Dia dapat cepat sekali menyelesaikan tugas sekolah dengan akibat mempunyai kelebihan waktu untuk mencari “mangsa” guna lawan berbicara. Pintu kamar teman sepondokan banyak yg selalu harus tertutup karena dalam belajar itu mereka takut oleh invasi Soekarno yg sewaktu-waktu datang untuk mengajak berdebat. Di Surabaya itulah Soekarno mulai mengenal dunia pemikiran barat, literaturnya dan sentuhan teknologi yg memanjakan kehidupan bagian dunia tersebut. Tetapi juga di situlah dia mulai merasakan problema bangsanya, nasionalisme, kehidupan buruh di kota Soerabaya yg mulai membengkak dan tidak adil dan juga tegangan-tegangan antara santri dan abangan. Tetapi dia tetap mengenal barat dari jauh, berbeda dengan calon pemimpin bangsa Indonesia lainnya yg mengecap pendidikan liberal di barat sana. Soekarno mulai bersentuhan dengan barat dalam dunia lamunan yg tumbuh dalam pemikirannya. Pada suatu ketika dia menyatu dengan Danton, Mazzini atau Garibaldi sebagai penentang tindihan penguasa asing.
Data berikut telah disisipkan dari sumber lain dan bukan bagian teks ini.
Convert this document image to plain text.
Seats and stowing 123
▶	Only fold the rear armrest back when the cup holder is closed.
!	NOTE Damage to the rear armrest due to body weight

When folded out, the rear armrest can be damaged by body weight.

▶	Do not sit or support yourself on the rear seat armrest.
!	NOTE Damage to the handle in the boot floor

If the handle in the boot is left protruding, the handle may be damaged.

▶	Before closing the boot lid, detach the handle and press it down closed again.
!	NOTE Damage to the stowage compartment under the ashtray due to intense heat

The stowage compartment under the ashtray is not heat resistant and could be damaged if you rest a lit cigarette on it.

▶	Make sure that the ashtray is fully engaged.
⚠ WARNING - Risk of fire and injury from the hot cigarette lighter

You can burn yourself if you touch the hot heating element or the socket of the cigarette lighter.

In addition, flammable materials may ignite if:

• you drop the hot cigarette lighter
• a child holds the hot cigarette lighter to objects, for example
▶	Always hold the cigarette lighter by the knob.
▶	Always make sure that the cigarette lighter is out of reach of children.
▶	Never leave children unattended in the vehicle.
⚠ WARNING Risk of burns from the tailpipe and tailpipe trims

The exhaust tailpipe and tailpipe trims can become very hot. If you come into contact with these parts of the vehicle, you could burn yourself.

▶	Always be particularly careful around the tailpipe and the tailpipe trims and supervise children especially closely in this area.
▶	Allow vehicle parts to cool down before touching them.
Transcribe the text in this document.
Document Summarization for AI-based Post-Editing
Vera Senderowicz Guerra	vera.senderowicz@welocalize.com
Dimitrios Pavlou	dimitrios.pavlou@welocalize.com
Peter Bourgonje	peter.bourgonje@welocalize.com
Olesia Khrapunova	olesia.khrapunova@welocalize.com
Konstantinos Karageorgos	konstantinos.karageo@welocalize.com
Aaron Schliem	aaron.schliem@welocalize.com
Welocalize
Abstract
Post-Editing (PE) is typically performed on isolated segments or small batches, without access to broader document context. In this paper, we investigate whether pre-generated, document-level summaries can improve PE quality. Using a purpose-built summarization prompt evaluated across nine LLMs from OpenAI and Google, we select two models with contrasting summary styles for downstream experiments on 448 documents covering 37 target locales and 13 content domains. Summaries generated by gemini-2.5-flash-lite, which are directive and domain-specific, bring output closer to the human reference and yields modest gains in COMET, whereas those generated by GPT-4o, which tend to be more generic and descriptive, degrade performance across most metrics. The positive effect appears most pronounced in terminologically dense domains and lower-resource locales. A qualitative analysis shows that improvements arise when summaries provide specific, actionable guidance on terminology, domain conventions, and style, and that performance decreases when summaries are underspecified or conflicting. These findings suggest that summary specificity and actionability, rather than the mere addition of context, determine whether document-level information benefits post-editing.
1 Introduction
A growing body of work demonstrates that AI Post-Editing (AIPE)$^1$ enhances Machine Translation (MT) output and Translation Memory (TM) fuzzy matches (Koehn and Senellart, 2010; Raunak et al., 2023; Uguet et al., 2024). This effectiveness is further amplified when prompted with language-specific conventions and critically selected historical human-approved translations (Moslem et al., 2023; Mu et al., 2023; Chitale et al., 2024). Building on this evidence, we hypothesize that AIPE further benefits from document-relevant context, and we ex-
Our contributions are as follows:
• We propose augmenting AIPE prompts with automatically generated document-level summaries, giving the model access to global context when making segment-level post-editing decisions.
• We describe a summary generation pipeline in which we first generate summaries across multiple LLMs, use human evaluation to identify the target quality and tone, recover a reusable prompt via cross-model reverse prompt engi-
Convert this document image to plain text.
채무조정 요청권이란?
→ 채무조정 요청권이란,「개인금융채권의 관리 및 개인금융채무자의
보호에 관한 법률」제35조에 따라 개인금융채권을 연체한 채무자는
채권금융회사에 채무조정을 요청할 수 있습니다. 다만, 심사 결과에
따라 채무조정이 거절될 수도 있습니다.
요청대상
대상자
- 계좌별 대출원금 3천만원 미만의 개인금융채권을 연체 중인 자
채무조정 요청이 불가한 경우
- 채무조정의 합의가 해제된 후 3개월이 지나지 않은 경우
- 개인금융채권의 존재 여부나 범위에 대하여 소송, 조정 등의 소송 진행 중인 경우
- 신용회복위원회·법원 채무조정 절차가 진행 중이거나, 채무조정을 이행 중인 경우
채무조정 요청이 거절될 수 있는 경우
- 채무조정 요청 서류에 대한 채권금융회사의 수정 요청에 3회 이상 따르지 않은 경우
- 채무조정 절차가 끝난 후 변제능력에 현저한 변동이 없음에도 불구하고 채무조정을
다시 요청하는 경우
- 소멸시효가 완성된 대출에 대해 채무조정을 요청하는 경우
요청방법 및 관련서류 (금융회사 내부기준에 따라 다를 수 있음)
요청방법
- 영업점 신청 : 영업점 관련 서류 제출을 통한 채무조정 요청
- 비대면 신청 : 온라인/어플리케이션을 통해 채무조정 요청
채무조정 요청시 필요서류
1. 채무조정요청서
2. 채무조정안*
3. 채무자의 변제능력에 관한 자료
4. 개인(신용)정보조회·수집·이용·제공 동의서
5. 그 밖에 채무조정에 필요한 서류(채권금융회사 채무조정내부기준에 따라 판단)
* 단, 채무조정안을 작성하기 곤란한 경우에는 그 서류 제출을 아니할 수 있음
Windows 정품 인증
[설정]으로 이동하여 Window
Pada ketika lainnya dia merasakan dalam dirinya seorang Washington, atau Lincoln sebagai demokrat. Dan ini mengecambah sewaktu usianya masih muda sekali ketika orang sebayanya memikirkan acara dansa di akhir minggu. Sisi ekstrim dari keinginannya mengenal barat lebih jauh pernah muncul dalam bentuknya yang paling sederhana, yakni di masa pertumbuhan cinta monyetnya dia sempat mencium gadis Belanda, Rita Meelhuysen. Rasa machochistik biasa dari seorang anak manusia, dan Soekarno bangga dengan kejadian itu (Oltman, 1999).
Soekarno menikmati kehidupan Surabaya, yang berbeda dengan kota2 seperti Yogya dan Solo di kala itu, karena progresip dan ter-campurbaurnya aneka suku bangsa, bahkan ras, membuat kota itu berdenyut. Di sini dia menemui selapis “neo-priyayi” suatu kelompok pebisnis-intelektualis-religius, dgn siapa dia dapat beradu argumen politis, kebudayaan dan aspirasi kebangsaan. Mereka pada umumnya tidak merasakan diskriminasi intelektual walaupun masih mengalami diskriminasi ras dalam kehidupan sosial. Di salah satu acara debat-hari-Rebo klub HBS itu Soekarno memperlihatkan keluhannya dalam naskah mengenai pengaruh pendidikan barat kepada anak bumiputera dan memperoleh perhatian kritis-akademis dari direktur sekolahnya. Seperti halnya Los Illustrados di Filipina (pada awal abad yg lalu) neo-priyayi ini yang kemudian membawakan pekik perjuangan kaumnya. HBS Surabaya ikut memberi andil ke dalam golak jiwa pemuda itu karena kebetulan di sana juga terdapat guru2 yang mempunyai jiwa anti kolonial, atau setidaknya sangat “etis”. Ironi sejarah adalah bahwa salah seorang guru bahasa Belanda di sana adalah van Mook, ayah Letnan Gubernur Jendral Huib van Mook yang kelak dalam periode 1945-1950 menjadi lawan politik Soekarno dan Indonesia. Tetapi juga perkenalan van Mook dengan Soekarno yang harus dia bayar mahal. Keberaniannya berunding dengan Soekarno atas dasar kepercayaan bahwa dengan Soekarno akan dapat menyelesaikan masalah, ditegur keras oleh Ratu Wilhemina (de Jong, 1991).